Wren attended his first preschool class today. Afterwards he said he was going to go back, with Mummy. I said I would come sometimes. He was very busy at preschool - trying all the activities but most enjoying a big red chicken puppet and playing with a toy garage. He also liked the game "washing up" at the sensory table which involved squeezing water onto a table with sponges and using a squeegee to push and pull the water around the table surface.
Wren is among the older children in the class which makes a distinct difference to all my previous preschool experience in which Frost was among the youngest. Now I can be superior and enjoy singing and clapping along while the younger delinquents yell, run amok and body slam into each other in the circle center. Wren copied all the hang gestures and even tried words on some songs like Twinkle Twinkle. He talked nicely to the other grownups when they asked him questions and was generally a perfect little chap.
The Issue of Praise and Control
The whole idea of a successful child being one that does not cause trouble for adults brings to mind a book I am reading by Alfie Cohn. Its called Unconditional Parenting and has as its premise that our parenting should not rely on so-called soft control techniques like praise, time-out and reward, withholding affection in response to undesired behavior and other popular strategies to modify behaviour. His focus on is motivation and the whole child. Now, I haven't reached the chapter on alternative "unconditional" strategies to socialize our kids but my inept attempts to not rely on reward and conditions have failed.
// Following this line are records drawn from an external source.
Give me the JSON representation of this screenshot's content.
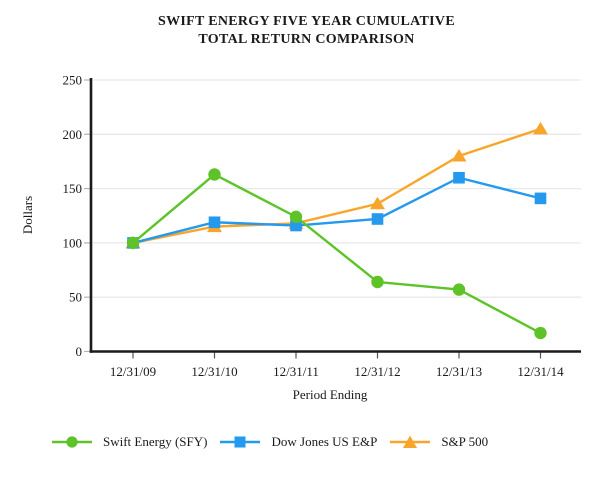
{
  "title": {
    "line1": "SWIFT ENERGY FIVE YEAR CUMULATIVE",
    "line2": "TOTAL RETURN COMPARISON"
  },
  "chart_data": {
    "type": "line",
    "categories": [
      "12/31/09",
      "12/31/10",
      "12/31/11",
      "12/31/12",
      "12/31/13",
      "12/31/14"
    ],
    "series": [
      {
        "name": "Swift Energy (SFY)",
        "marker": "circle",
        "color": "#5dc328",
        "values": [
          100,
          163,
          124,
          64,
          57,
          17
        ]
      },
      {
        "name": "Dow Jones US E&P",
        "marker": "square",
        "color": "#2499ee",
        "values": [
          100,
          119,
          116,
          122,
          160,
          141
        ]
      },
      {
        "name": "S&P 500",
        "marker": "triangle",
        "color": "#f8a62b",
        "values": [
          100,
          115,
          118,
          136,
          180,
          205
        ]
      }
    ],
    "xlabel": "Period Ending",
    "ylabel": "Dollars",
    "ylim": [
      0,
      250
    ],
    "y_ticks": [
      0,
      50,
      100,
      150,
      200,
      250
    ],
    "grid": "horizontal",
    "legend_position": "bottom"
  },
  "colors": {
    "axis": "#1a1a1a",
    "grid": "#e9e9e9",
    "y_tick": "#b3b3b3",
    "x_tick": "#555555",
    "background": "#ffffff",
    "text": "#1a1a1a"
  }
}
The Battles over Allowance
A while ago we tried tying Frost's allowance to the performance of chores. This worked very well for a while and he industriously performed his chores (with complaint). I recall him calling out that it was "torture" while I was explaining our strategy to a friend. After a while he said that he would rather not do chores and not receive allowance as he had enough money and didn't like them.
I explained that chores were also about being part of the family and helping out so he conceded to doing chores "when I asked" and to doing recycling regularly. Allowance was not reinstated.
Last night he asked what he would have to do to receive allowance again.
Joshua and I had a "meeting" with Frost who suggested he receive allowance incrementally based on how good he was at doing chores. I said that I wanted chores to be out of a sense of collaborative responsibility to his family. Joshua thought this was funny and said that people don't do things without a motivation. Least not things they don't WANT to do. Frost agreed. He said he wanted to be GRADED on his chores. I tried to explain that I didn't want to judge him doing chores. I wanted help and hopefully he would know if he was doing a good job. I would like to hear how he felt about it. Frost said this was a burden, that he might know how well he was doing for a day but then he'd forget, especially his attitude. He said that he may forget not to complain and nag about chores so it was better that I give him a score each week. Josh said that the incremental allowance and the scores were like levels in a game, with rewards and might work well for Frost. I was appalled. I said I had just read how bad extrinsic rewards were as a motivation for behavior, that people need to figure out their own motivation. Both of them looked at me blankly. Joshua added that the only reason he did chores was because I bitched about it if he didn't because I like a clean organized house but neither he nor Frost really have the same standard.
I am confused. I shall have to try harder after Chapter 7.
Status quo is that Frost is going to keep his room clean, do recycling and do chores on request. We are going to have a performance review every weekend to evolve our understanding of performance (and reward). Allowance is reinstated as an independent (variable??) factor NOT A REWARD.
Stumbling into the Day
If illness is an allegory then I am truly stumbling in the dark (in my job search / parenting / diet / meditative practice). This morning I woke to Wren's 6am crying, got up and promptly fell over. In my pre-dawn haze I thought I must have tripped over last nights discarded clothes or the piles of bedding that have been displaced by the recent fall-heatwave. I stood up and fell over again. The third time I landed on Joshua. When I made it out the door the corridor was leaning at an odd angle, like walking in the galley of a ship listing in a storm. I was also beset with seasickness.
According to my doctor (who I saw for a TB test required for preschool) I have fluid in my inner ear, should try benadryl or another antihistamine if it persists. It has improved.